F. B. Dans les faits, les internautes utilisent rarement l’arabe littéraire pour communiquer en ligne. Alors qu’il y a beaucoup de demandes pour le traitement du langage évaluatif, nous ne disposons que de très peu de ressources pour le traitement des différents dialectes. Nous avons commencé par travailler sur la détection de l’ironie dans les dialectes de l’arabe sur Twitter. Au départ, nous avons choisi de ne pas prendre en compte les différences entre les dialectes, et entraîné nos algorithmes par deep learning sans nous poser la question.

Avec des collègues de l’Université des sciences et de la technologie d’Alger, nous avons analysé plus précisément les performances des modèles, tout en variant les dialectes. Malgré une forte variabilité, nous avons montré que ces modèles d’IA arrivaient à des résultats honorables même en mélangeant les dialectes. Le but est là encore d’obtenir une détection de qualité sans avoir à étiqueter des données spécifiques pour chaque dialecte. C’est un challenge global, qui va au-delà du cadre de l’arabe.

Quelles sont les autres applications possibles ?
F. B. Les travaux que j’ai décrits concernent surtout des commentaires et des messages en ligne, qui expriment des points de vue plus ou moins passés. Le langage évaluatif peut cependant aussi servir à détecter des intentions et des souhaits.
 

(l'analyse du langage évaluatif) peut participer à la détection de faux profils, qui seraient chargés de poster en masse des commentaires positifs, ou négatifs.

Dans le cadre du projet Intact4, nous développons des modèles adaptés aux crises et catastrophes écologiques. Nous avons constaté que, après un ouragan ou des inondations, beaucoup de gens utilisaient les réseaux sociaux pour demander de l’aide ou signaler des blessés, plutôt que d’appeler des pompiers souvent débordés. La France manque d’un algorithme capable de sonder les messages publics pour mieux orienter les secours.

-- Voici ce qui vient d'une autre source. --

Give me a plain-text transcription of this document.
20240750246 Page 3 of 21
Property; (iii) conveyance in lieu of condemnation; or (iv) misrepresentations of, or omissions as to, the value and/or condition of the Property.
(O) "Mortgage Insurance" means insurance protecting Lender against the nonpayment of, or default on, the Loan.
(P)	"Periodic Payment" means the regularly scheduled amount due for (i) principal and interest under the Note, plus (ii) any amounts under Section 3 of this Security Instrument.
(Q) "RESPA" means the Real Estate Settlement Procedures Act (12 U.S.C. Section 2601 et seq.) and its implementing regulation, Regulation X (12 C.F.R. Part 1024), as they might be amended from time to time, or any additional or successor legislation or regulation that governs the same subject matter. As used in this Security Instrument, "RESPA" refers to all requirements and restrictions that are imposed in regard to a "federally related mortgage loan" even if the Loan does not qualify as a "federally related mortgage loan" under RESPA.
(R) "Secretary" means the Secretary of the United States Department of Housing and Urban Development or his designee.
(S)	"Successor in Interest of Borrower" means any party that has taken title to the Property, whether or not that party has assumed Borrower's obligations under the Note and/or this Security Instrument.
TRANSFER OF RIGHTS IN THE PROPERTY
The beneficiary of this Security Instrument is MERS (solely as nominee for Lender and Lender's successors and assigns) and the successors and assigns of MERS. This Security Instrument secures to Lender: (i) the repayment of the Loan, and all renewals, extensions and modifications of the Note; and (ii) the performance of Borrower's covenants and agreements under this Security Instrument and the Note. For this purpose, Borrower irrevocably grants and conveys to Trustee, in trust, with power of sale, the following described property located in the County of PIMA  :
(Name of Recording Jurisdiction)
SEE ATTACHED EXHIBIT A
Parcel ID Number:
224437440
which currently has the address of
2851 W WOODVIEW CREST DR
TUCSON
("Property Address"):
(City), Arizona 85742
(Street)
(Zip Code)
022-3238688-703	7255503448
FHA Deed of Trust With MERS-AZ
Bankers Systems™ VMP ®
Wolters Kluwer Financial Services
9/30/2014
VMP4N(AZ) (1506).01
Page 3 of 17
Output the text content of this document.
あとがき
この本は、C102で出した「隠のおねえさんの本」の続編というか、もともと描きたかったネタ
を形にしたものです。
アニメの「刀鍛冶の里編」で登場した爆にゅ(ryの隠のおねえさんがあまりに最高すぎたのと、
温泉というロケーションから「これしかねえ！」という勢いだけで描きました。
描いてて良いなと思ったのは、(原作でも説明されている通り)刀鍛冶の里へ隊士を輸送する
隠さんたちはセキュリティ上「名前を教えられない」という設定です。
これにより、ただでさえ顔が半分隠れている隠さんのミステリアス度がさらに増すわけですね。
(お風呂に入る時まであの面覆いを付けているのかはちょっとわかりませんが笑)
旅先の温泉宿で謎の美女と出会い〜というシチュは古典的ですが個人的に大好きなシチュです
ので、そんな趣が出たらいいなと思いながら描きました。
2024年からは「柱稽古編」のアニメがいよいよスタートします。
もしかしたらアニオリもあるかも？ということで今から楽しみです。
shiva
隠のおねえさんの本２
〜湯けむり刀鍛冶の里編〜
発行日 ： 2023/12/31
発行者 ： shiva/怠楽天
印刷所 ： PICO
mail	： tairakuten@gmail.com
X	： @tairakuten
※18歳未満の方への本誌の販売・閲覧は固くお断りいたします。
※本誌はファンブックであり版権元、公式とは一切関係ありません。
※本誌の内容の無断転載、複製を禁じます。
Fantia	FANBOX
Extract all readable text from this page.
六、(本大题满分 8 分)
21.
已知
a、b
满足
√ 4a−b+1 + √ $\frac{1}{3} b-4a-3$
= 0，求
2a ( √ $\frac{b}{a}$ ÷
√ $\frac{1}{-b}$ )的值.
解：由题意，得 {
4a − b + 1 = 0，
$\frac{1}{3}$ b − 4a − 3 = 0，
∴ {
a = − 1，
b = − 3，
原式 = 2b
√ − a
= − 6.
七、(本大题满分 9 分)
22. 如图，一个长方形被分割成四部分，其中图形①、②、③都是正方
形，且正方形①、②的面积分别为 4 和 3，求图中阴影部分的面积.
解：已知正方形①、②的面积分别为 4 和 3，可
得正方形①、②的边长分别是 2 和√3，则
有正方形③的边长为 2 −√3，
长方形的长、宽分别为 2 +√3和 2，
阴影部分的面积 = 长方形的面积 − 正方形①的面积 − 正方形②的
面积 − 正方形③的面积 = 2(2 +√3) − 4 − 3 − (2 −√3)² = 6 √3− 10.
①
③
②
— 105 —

En dehors de mes travaux, l’analyse du langage évaluatif peut aussi servir pour la prédiction de votes, ou pour vérifier si les gens sont satisfaits après des échanges électroniques, par exemple avec un chatbot. Les modèles vont également se rendre compte si quelqu’un commence à s’énerver ou à décrocher d’une conversation, afin d’aider son interlocuteur à réagir en conséquence. De même, les départements de marketing s’y intéressent pour mieux connaître l’avis des clients sur leurs produits. D’une manière plus connexe, ces techniques peuvent participer à la détection de faux profils, qui seraient chargés de poster en masse des commentaires positifs, ou négatifs s’ils visent la concurrence. ♦

Informations
« Intelligence artificielle : l’ordinateur passe la barrière de la langue », cycle de conférences grand public proposé par le Groupement de recherche « Traitement automatique des langues », porté par le CNRS, mardi 12 janvier 2021, de 9h à 17h.
Les conférences sont en ligne sur https://webcast.in2p3.fr/live/gdr-tal

Notes
  • 1. Maître de conférences HDR à l’université Paul Sabatier de Toulouse et coresponsable de l’équipe MEthodes et ingénierie des Langues, des Ontologies et du Discours (MELODI) à l’Institut de recherche en informatique de Toulouse (IRIT – CNRS/Toulouse INP/Université Paul Sabatier).
  • 2. Unité CNRS/ENS Paris.
  • 3. Studying European racial hoaxes and stereotypes, en partenariat avec les universités de Barcelone, de Turin et de Rome.
  • 4. Intention detection, predicting actions, en collaboration avec l’Institut Jean Nicod et financé par le FIESPI.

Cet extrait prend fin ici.